Comentário

Lisboa à vista

João Ferreira

Passaram quatro anos desde a entrada em vigor do Tratado de Lisboa. Muitas e substanciais foram as alterações operadas na União Europeia desde então. Algumas directamente decorrentes da entrada em vigor do Tratado. Outras impostas a pretexto da crise da UE/Zona Euro – como o novo Tratado Orçamental e a chamada Governação Económica. Em qualquer dos casos, avançou-se pelo caminho cimentado por Lisboa e aberto por outros antes dele, com destaque para Maastricht.

Lisboa – assim chamado por aqui ter sido assinado, em 2007, durante a presidência portuguesa da UE (unindo Sócrates e Barroso num «porreiro pá» que ficaria para a posteridade) – alargou as competências exclusivas da UE (áreas onde os estados não riscam...), juntando à união aduaneira, às regras de concorrência no mercado interno e à política monetária na Zona Euro, a política comercial e a gestão dos recursos vivos marinhos. Aprofundou a submissão de esferas crescentes da vida social (os serviços públicos) ao mercado e à «livre concorrência não falseada». Lançou as bases para a militarização da UE. Entre muitas outras gravosas alterações.

Agora, em 2014, entra em vigor a nova relação de poder entre estados estabelecida pelo Tratado de Lisboa, que enquadra o processo decisório nos órgãos da UE. O poder dos grandes estados é substancialmente reforçado. A partir deste ano, os seis maiores países – com a Alemanha à cabeça – deterão 70 por cento dos votos no Conselho, enquanto que os demais 22 países (onde se inclui Portugal) contarão com apenas 30 por cento dos votos (a Portugal correspondem cerca de dois por cento, mais de sete vezes menos do que à Alemanha). Os quatro maiores estados – Alemanha, França, Reino Unido e Itália – têm o poder para bloquear qualquer decisão. O direito de veto por um qualquer país que entenda estarem em causa os seus interesses vitais foi substancialmente restringido. No Parlamento Europeu os mesmos seis países – com a Alemanha à cabeça – continuarão com mais de 50 por cento dos lugares.

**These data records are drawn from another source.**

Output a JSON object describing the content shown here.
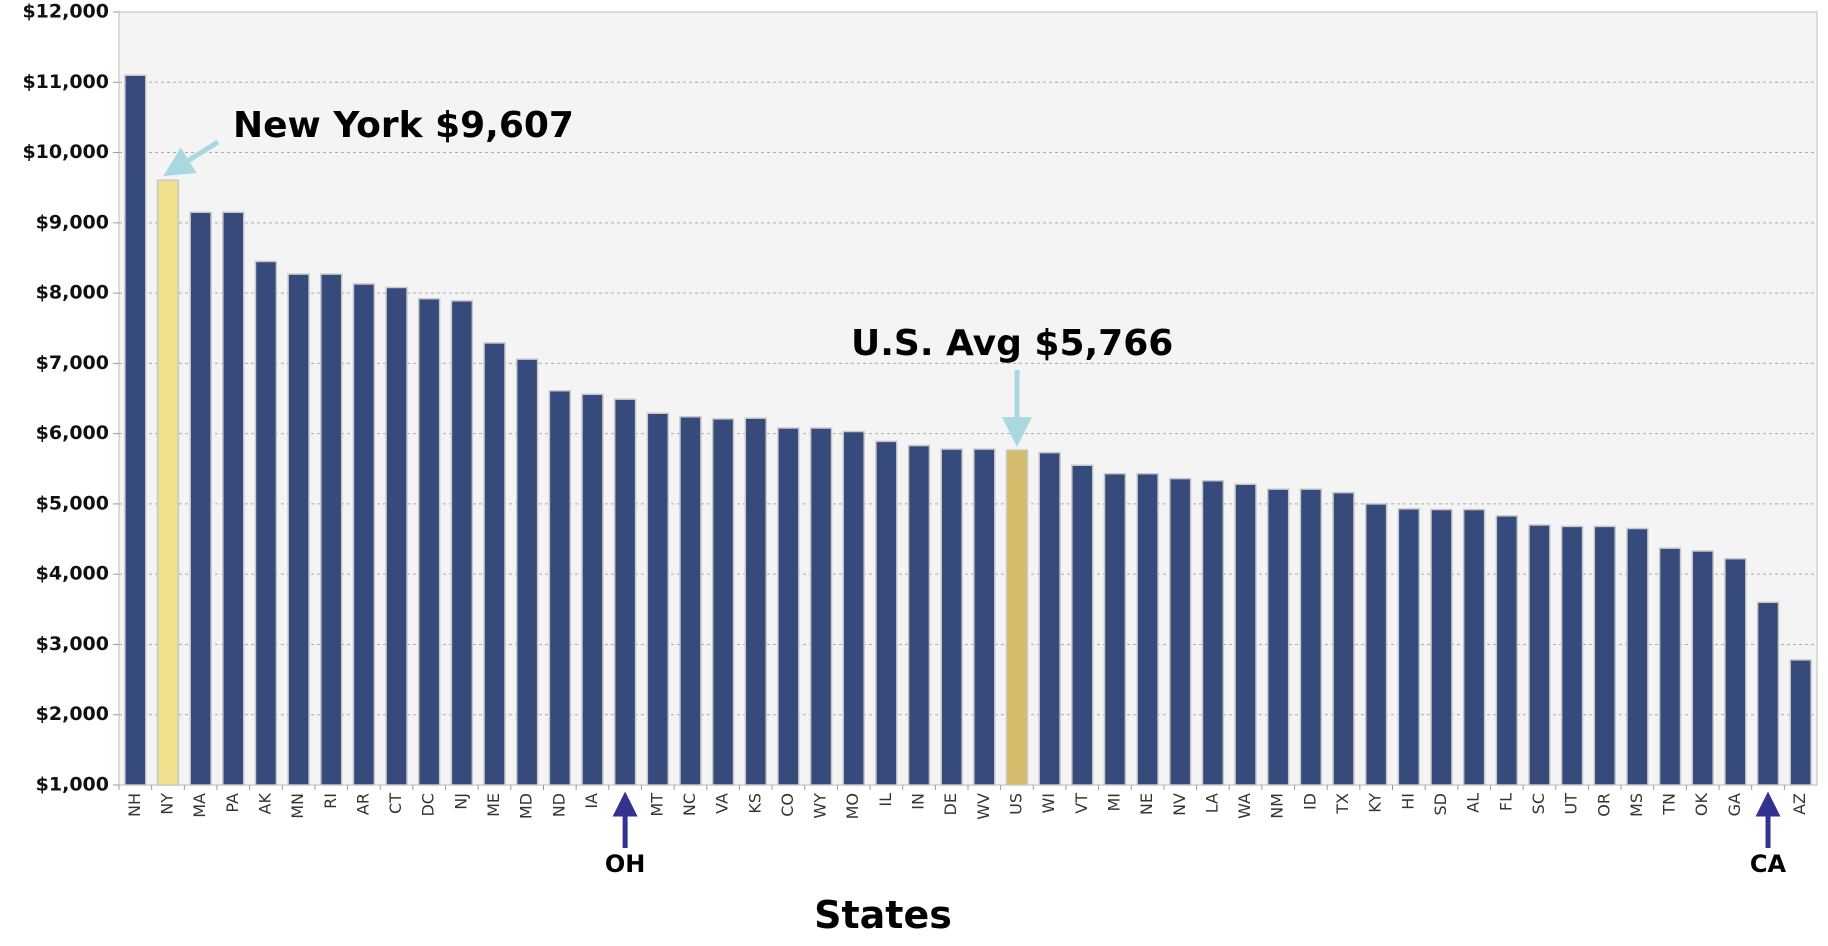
{
  "chart_data": {
    "type": "bar",
    "x_label": "States",
    "categories": [
      "NH",
      "NY",
      "MA",
      "PA",
      "AK",
      "MN",
      "RI",
      "AR",
      "CT",
      "DC",
      "NJ",
      "ME",
      "MD",
      "ND",
      "IA",
      null,
      "MT",
      "NC",
      "VA",
      "KS",
      "CO",
      "WY",
      "MO",
      "IL",
      "IN",
      "DE",
      "WV",
      "US",
      "WI",
      "VT",
      "MI",
      "NE",
      "NV",
      "LA",
      "WA",
      "NM",
      "ID",
      "TX",
      "KY",
      "HI",
      "SD",
      "AL",
      "FL",
      "SC",
      "UT",
      "OR",
      "MS",
      "TN",
      "OK",
      "GA",
      null,
      "AZ"
    ],
    "values": [
      11100,
      9607,
      9150,
      9150,
      8450,
      8270,
      8270,
      8130,
      8080,
      7920,
      7890,
      7290,
      7060,
      6610,
      6560,
      6490,
      6290,
      6240,
      6210,
      6220,
      6080,
      6080,
      6030,
      5890,
      5830,
      5780,
      5780,
      5766,
      5730,
      5550,
      5430,
      5430,
      5360,
      5330,
      5280,
      5210,
      5210,
      5160,
      5000,
      4930,
      4920,
      4920,
      4830,
      4700,
      4680,
      4680,
      4650,
      4370,
      4330,
      4220,
      3600,
      2780
    ],
    "color": "#364a7c",
    "highlight": {
      "NY": "#f0e08e",
      "US": "#d4bc6c"
    },
    "annotations": [
      "New York $9,607",
      "U.S. Avg $5,766",
      "OH",
      "CA"
    ],
    "ylim": [
      1000,
      12000
    ],
    "yticks": [
      {
        "value": 1000,
        "label": "$1,000"
      },
      {
        "value": 2000,
        "label": "$2,000"
      },
      {
        "value": 3000,
        "label": "$3,000"
      },
      {
        "value": 4000,
        "label": "$4,000"
      },
      {
        "value": 5000,
        "label": "$5,000"
      },
      {
        "value": 6000,
        "label": "$6,000"
      },
      {
        "value": 7000,
        "label": "$7,000"
      },
      {
        "value": 8000,
        "label": "$8,000"
      },
      {
        "value": 9000,
        "label": "$9,000"
      },
      {
        "value": 10000,
        "label": "$10,000"
      },
      {
        "value": 11000,
        "label": "$11,000"
      },
      {
        "value": 12000,
        "label": "$12,000"
      }
    ],
    "grid": true
  }
}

Muitos dos que hoje verberam o poder excessivo da Alemanha estiveram com o Tratado de Lisboa desde a primeira hora. Forçaram a sua aprovação nas costas dos povos. Contrariando a sua vontade, quando necessário foi.

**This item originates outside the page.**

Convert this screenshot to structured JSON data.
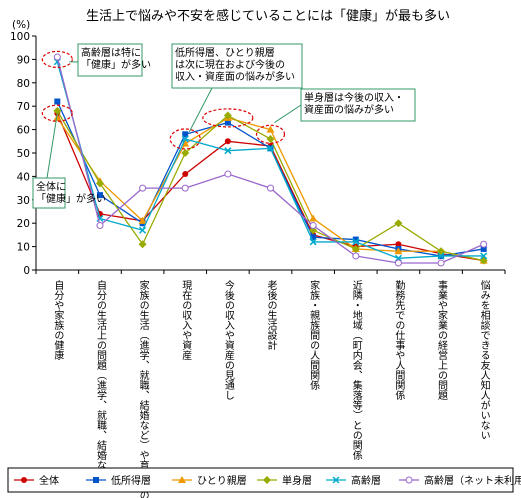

Assinado em 2004, o Tratado Constitucional, defunto antecessor do Tratado de Lisboa, não chegaria a ver a luz do dia, na sequência do seu chumbo em referendo pelos povos francês e holandês.

Não desistiram. O Tratado foi recauchutado e, após uma presidência alemã onde no essencial tudo foi acertado, aprovado durante a presidência portuguesa e rebaptizado – Lisboa.

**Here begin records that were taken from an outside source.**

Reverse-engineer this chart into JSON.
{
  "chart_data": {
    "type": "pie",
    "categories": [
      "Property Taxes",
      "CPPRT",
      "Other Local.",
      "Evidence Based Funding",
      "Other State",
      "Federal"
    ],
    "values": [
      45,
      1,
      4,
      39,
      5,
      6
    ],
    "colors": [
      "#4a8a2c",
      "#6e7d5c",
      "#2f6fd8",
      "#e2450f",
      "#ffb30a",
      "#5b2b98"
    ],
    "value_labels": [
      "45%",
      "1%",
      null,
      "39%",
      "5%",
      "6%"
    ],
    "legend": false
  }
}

Em 2005, no Programa do recém-empossado governo PS-Sócrates lia-se: «o Governo entende que é necessário reforçar a legitimação democrática do processo de construção europeia, pelo que defende que a aprovação e a ratificação do Tratado deve ser precedida de referendo popular». Rapidamente a promessa (que havia sido também feita durante a campanha eleitoral) caiu. Pressionado por quem manda, o PS mais uma vez dobrou a cerviz, deu o dito por não dito e mandou às malvas as preocupações com «o reforço da legitimação democrática». Tal como nos demais países da UE (com excepção da Irlanda, onde a Constituição obriga à realização de um referendo), o Tratado de Lisboa seria aprovado sem referendo, no recato do Parlamento, com o europeísta apoio e aplauso de PS, PSD e CDS.

Demonstrando que a falta de coluna vertebral é com frequência concomitante com a falta de vergonha, Sócrates justificou-se dizendo que o Tratado de Lisboa era diferente do antigo Tratado Constitucional, e que a promessa eleitoral e o compromisso do Programa de Governo valiam para este último mas não para o primeiro. Na mesma altura, pela Europa fora, os seus colegas dos restantes países da UE, denunciavam-no. Merkel reconhecia: «A substância da Constituição é mantida. É um facto». Zapatero, primeiro-ministro espanhol: «Não abandonámos um só ponto essencial da constituição (…). É sem dúvida alguma muito mais do que um tratado. É um projecto de carácter fundador, um tratado para uma nova Europa». Vaclav Klaus, presidente da República Checa: «Só foram operadas alterações cosméticas, o documento de base é o mesmo». Bertie Ahern, primeiro-ministro da Irlanda: «90 por cento [da constituição] continuam lá».

2014 deixar-nos-á mais perto da derrota deste Tratado e dos seus objectivos. Um dia, sobre os seus escombros, lembrar-se-ão, com alívio, estas e outras histórias, de vileza e de traição.